事實上,不僅僅是他的親人弟兄,就連朝中權柄在握的大臣,也逃不過他的猜忌。
前世,秦家一家不就是活生生的例子嗎?
想到這兒,宋纓的唇角勾起一抹嘲諷。
謝玄嘆了口氣道:“我知道皇兄暫時無意殺我,畢竟,我也確實沒有想要覬覦寶座的野心,可我不能保證,皇兄日后還是不想殺我,所以我埋伏這些暗樁,也是為了以防有一天,兄弟鬩墻,兵戈相向,那是我最不愿意看到的。”
宋纓的眸色深深。
她看著謝玄,此刻心里竟有一絲心疼和同情。
她的父親宋世濂對感情專一,一生從頭到尾都只有娘親一個女人,娘親生下了她和哥哥,她和哥哥便從小到大都廝混在一起,感情好得不得了,別說是互相爭取,若真有什么危險,他們都可以為對方付出生命。

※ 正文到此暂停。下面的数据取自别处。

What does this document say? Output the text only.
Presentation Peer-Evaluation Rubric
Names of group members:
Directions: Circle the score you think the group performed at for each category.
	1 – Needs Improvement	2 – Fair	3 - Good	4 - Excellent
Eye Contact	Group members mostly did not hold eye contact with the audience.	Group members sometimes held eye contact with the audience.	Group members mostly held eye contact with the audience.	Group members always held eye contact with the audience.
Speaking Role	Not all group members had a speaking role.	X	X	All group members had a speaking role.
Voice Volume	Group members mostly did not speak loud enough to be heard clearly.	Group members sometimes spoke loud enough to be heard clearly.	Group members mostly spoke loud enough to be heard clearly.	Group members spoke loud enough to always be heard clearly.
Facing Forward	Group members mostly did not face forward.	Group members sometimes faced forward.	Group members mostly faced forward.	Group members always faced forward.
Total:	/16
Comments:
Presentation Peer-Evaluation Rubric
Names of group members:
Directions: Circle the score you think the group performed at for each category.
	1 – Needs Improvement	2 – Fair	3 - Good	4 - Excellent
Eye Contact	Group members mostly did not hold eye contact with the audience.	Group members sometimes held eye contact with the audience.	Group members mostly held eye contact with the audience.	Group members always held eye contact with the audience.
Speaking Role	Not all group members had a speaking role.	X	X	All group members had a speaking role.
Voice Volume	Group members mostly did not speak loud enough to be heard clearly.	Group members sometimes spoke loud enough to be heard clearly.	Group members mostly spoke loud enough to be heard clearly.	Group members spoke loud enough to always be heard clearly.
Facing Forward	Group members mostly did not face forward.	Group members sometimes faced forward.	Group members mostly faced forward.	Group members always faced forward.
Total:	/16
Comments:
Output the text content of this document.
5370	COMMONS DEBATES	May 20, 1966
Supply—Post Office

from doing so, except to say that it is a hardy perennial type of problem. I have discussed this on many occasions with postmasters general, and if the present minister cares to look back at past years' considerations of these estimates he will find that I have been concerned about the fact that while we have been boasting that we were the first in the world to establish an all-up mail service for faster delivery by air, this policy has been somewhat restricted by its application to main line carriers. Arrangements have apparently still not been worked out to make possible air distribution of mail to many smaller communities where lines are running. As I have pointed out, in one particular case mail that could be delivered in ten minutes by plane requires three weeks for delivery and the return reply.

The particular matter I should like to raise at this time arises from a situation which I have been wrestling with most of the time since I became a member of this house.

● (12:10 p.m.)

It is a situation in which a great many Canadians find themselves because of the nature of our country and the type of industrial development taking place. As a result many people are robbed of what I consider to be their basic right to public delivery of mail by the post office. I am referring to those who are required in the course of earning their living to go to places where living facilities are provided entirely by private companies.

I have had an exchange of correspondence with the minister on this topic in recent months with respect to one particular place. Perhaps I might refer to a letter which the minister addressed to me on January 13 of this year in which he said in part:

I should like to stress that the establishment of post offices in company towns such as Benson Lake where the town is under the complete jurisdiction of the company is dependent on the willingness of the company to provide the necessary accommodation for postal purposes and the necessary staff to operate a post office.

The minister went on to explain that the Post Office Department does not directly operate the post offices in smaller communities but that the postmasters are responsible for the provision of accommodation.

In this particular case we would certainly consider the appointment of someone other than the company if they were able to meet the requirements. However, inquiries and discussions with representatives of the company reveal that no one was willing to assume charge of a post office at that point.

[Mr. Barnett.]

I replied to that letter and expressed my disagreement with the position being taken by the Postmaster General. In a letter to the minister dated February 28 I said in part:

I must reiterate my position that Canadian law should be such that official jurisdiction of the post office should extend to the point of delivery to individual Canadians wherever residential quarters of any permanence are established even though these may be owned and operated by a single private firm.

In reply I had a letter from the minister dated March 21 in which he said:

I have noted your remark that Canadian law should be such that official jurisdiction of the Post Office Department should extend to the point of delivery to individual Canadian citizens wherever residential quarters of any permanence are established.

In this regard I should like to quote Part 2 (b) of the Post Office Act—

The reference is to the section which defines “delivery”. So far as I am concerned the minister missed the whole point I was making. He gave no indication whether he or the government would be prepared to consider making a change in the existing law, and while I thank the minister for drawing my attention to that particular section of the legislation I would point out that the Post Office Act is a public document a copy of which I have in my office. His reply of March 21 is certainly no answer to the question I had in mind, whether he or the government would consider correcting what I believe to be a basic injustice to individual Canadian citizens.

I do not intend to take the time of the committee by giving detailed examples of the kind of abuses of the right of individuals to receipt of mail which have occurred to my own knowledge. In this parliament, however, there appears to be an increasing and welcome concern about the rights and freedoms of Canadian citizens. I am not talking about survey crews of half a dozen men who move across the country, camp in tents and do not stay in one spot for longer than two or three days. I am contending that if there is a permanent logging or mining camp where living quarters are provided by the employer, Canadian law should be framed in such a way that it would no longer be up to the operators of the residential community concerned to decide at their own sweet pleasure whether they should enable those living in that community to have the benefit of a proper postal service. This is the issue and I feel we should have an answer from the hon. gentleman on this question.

所以,宋纓無法體會那種被自己的至親拿著刀逼向脖子的感覺。
但這并不妨礙她對謝玄的心疼。
宋纓的眼中有些內疚。
“對不起,我沒想到會是這樣,觸到了你的傷心事,我跟你道歉。”
謝玄溫軟一笑。
“沒關系,這本也不是什么秘密,外人或許不知,但朝中大臣卻是多多少少都能感覺到一些的,皇室天家嘛,都那樣,每朝每代不過都是那幾樣老把戲,不會換樣的。”
宋纓沉默。
她不知道要怎么安慰謝玄。
謝玄挑了挑眉,似乎看出她的難過,忽然笑道:“我聽說宋姑娘除了一手紅纓槍玩得好,劍術也很不錯,如果宋姑娘愿意,請為我舞一曲劍吧,在下定當認真欣賞。”
宋纓微愣。
她的劍術是父親親自教的,沒承過師傅的手。
父親雖然是個武將,最早年輕時卻是文臣,所以一手劍舞得非常漂亮,宋纓得了他的真傳,當年在塞外每年花燈節比賽的時候,她站在高臺之上舞劍就舞得尤為好看,每次都能獲得滿堂彩。
只是,這些事都隨著宋家軍的全軍覆沒,宋家的敗落,以及她的進京,被埋沒塵煙,再無人知道了。
卻不知道謝玄怎么會知道?
宋纓笑了笑。
“好。”
她沒有拒絕。
事實上,她也當然不會拒絕。
且不說,經過了剛才的談話,她與謝玄早已冰釋前嫌,就說這一路行來的照顧與情意,她也絕不會拒絕這個要求。
最重要的是……
她也很久沒有摸過劍了。
想當年在邊關的時候,她與男子一樣,刀槍劍戟從不離手,手中從來都有趁手的武器,她不是被人豢養在籠子里的菟絲花,她是一柄開過鞘的利劍,殺過敵人,喝過烈酒,上過戰場,見識過這人間最殘忍的鮮血與廝殺。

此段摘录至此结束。